She’s hiding.
I make a mental promise that if I can’t track her down before the next Business Analytics class, at least I’ll find a way to talk to her there, before she can scurry off into obscurity again.
My shoes sink into the push carpet along the hallway that graces Dean Marcus Sotheby’s office. Light gleams off his brass name on the door, as pretentious and overstated as the man. I stop outside his door, take a steeling breath and hold it until my lungs ache. I can’t think of Steph now. I need to give my full attention to the man who holds my career in the palm of his hand. The man I wish I’d never had the misfortune to meet.
I knock.
“Enter.” Marcus barks the command.
I do as he requests, steeling myself for another of round of Marcus’ mind games. Marcus taps his computer, not bothering to look up from his ‘important’ work, and makes me wait standing on the other side of his overstated desk. I roll my shoulders and look over the desk. The oak gleams, as rich and lush as the money he paid for it, which was exactly the sum total of my monthly wage. I know because he made me order and pay for it with the university’s funds, just because he could. Purchasing it should have been an administrators job, but I know it was his way of putting me in his place.
His gaze flicks up, the pale blue eyes flicking over me as he waves at the chair by my side. “Sit.”
I do, letting my focus slide over the trophies in the cabinet behind him and the framed certificate of his qualifications. All of them a fabrication. As pretentious as the man steeping his fingers as he regards me. I’ve been called here for a reason and it shines in the greed flashing in his eyes.
For the millionth time I wish he’d never seen me with Emily and drawn the right conclusions. He’s going to hold it over me forever. So it’s up to me to end things. I’ve started to build evidence, but I need to make sure it’s ironclad. Marcus has a lot of friends in high places.
“Marcus—”
“That’s Dean Sotheby to you,” he bites out.
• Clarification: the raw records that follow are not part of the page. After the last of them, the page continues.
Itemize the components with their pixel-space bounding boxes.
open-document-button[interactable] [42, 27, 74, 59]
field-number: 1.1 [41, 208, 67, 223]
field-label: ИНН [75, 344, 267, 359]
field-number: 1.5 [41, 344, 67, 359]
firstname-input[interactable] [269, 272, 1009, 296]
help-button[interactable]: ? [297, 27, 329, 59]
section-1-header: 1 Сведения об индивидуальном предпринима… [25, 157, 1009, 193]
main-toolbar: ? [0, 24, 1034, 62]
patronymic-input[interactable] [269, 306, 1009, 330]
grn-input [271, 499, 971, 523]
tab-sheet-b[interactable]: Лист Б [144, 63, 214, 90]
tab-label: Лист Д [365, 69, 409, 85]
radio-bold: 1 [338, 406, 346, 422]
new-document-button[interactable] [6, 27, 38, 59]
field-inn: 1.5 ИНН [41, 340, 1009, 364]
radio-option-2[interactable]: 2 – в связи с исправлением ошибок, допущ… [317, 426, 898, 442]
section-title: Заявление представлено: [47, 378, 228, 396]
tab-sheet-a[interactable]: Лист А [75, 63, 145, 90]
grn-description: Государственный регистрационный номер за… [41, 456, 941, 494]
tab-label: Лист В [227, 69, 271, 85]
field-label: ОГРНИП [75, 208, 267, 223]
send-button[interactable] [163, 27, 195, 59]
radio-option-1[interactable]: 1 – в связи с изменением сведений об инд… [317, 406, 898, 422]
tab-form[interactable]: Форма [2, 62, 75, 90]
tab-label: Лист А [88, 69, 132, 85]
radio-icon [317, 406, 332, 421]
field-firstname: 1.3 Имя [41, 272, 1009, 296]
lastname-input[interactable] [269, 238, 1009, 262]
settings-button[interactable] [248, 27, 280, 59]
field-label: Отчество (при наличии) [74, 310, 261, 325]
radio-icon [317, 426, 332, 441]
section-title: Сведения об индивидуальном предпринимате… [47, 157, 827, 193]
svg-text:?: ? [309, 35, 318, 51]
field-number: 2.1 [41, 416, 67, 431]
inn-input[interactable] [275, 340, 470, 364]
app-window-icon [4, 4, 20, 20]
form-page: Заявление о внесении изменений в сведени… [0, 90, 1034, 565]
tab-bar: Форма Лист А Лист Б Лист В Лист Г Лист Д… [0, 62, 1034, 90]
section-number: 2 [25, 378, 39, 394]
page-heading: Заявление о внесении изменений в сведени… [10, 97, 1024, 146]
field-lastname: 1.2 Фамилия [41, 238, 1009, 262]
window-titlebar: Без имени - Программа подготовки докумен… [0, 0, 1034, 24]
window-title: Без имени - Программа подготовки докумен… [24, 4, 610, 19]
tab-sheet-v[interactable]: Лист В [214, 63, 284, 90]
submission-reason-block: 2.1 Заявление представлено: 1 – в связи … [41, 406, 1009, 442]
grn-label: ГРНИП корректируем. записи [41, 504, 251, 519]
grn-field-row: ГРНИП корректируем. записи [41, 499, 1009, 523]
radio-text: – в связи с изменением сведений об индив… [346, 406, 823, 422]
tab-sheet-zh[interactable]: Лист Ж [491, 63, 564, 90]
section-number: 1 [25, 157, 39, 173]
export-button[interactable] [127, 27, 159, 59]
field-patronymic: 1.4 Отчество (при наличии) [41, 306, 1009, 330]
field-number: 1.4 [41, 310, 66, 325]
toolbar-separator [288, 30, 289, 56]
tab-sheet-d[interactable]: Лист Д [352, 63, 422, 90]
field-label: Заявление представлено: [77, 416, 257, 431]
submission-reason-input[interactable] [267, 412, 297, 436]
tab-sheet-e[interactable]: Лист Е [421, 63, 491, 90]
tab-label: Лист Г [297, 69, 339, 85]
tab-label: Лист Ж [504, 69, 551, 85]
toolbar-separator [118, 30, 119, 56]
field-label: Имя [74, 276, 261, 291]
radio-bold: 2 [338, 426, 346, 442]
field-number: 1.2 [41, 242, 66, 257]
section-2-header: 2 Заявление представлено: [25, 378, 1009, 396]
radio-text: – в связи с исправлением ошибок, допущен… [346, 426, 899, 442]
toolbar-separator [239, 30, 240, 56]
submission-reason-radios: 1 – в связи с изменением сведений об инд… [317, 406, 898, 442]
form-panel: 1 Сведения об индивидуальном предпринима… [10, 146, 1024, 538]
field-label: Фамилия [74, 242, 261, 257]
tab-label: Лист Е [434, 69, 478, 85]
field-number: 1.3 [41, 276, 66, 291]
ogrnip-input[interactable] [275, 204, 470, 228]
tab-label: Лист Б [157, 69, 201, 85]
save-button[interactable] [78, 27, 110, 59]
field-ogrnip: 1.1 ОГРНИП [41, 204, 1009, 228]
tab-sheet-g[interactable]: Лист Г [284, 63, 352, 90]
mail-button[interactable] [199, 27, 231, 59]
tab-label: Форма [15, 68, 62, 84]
The prickling at the back of my neck heats to a rash. He may treat me as if I’m beneath him, but there’s no way in hell he will ever intimidate me. I will not allow it.
“We have another investor,” he says.
I know what he’s going to ask of me and sickness rises in my gut. “Who?”
He shifts around in his seat, the sweating glands under his arms making small wet circle patches on the silk of his shirt. “Blue Sky Empire. David Chandler made a personal donation. Apparently his daughter is studying here.”
For the first time in this shoulder-tensing conversation, surprise jolts through me. University investors can sometimes be privacy nuts and wish the world to never know how filthy rich they are. I know the Chandler name. David Chandler is a billionaire mogul, boasting the construction of high profile buildings across New York. He’s been in the media lately because of his upcoming wedding to a woman who lived in obscurity before he met her.
Something doesn’t ring true here. Usually a personal donation accompanies an unsaid promise. Look after my son or daughter. If his daughter is studying here, surely I would know? I take a lot of classes and I know every one of my students, not just by name but by face and often by who their friends are. Or aren’t.
Marcus leans forward and I force my attention back to the man behind the desk.
“You need to find out who she is. Befriend her and discover everything she knows about her father. His business, his bank accounts. Everything. She’ll be smitten with a professor, I’m sure. You know how to play the game.”
I grit my teeth hard enough to crack a molar. “You know full well that Emily was a full consenting partner…”
“Who happened to be a student here at the time. I don’t care about your history with her. Only that you carried on a personal affair with a student,” he says.
“A student who was a childhood sweetheart from my hometown.” Two years younger than me, but still old enough to be a consenting adult. She came to Northwestern University shortly after I was hired. Our affair was brief, both of us thinking there was still something there. Turned out there wasn’t. It fizzled out within the month, but not before Sotheby found out about it.
Sotheby waves his hand, “Semantics.”
It is. I agree. Unfortunately, on surface level, he’s correct.
The sooner I get out of here, the better. I can go to Student Services and find out who David Chandler’s daughter is. I’ll write a ‘thank you for your donation’ letter to give the woman when I approach her.
Because there’s no good way to do this.
Marcus leans back in his chair. “I’ll leave it to you to work out how the money is to be handled.” He narrows his eyes. “And don’t tell a single soul. If I find out that this information has leaked in any way, shape or form, you know you can kiss your career goodbye.”
Another excuse he’s used over my head.
“You also have a new student in your class. Make him welcome,” Marcus says.
“It’s halfway through the semester. It’s too late for a new student,” I say. The course is hard on students who come to every class, let alone someone starting with weeks left to go. “Not to mention my students are halfway through their assignments.”